Abstract
Recent progress in the molecular genetics of acute myeloid leukemia (AML) has shown this disease to be more heterogeneous than previously realized. Recurrent cytogenetic and mutational changes in leukemic blasts have been confirmed to have high prognostic significance. High-throughput techniques to analyze the AML genome in greater depth have revealed novel mutations with putative roles in leukemogenesis. The use of prognostic biomarkers has allowed for a more detailed categorization of AML based on risk. Despite this tremendous progress, the understanding of the mechanisms by which these changes influence leukemia growth and response to treatment is still limited, which in turn has hindered the development of rationally targeted therapies for AML. The integration of clinical, cytogenetic and molecular data will be essential to translate the current research momentum into better outcomes for patients with AML.
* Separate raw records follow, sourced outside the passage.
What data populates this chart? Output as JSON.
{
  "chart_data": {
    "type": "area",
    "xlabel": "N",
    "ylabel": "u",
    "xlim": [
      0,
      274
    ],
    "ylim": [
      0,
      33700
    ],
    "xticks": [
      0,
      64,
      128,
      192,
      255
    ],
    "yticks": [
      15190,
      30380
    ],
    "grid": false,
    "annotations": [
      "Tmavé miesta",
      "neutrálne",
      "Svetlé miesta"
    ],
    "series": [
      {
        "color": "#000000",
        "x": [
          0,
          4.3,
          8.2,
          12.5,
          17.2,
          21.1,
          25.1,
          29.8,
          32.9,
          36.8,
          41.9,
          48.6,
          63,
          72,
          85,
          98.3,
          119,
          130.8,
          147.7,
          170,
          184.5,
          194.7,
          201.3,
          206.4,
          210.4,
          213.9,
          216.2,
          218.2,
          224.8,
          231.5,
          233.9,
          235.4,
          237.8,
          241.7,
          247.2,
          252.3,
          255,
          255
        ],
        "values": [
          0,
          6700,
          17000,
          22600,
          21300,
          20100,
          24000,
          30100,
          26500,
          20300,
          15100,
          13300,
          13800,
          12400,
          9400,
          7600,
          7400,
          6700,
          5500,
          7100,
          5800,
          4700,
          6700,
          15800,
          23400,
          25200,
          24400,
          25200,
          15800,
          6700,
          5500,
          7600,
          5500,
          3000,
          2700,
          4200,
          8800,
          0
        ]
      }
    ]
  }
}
Financial & competing interests disclosure
CA Schiffer has received research funding from Ambit, Ariad, Celgene, Novartis, Pfizer, BMS and Micromet. He has also served as a consultant for Ambit, Ariad, Celgene, Eisai, Micromet, BMS and Pfizer. The authors have no other relevant affiliations or financial involvement with any organization or entity with a financial interest in or financial conflict with the subject matter or materials discussed in the manuscript apart from those disclosed.
No writing assistance was utilized in the production of this manuscript.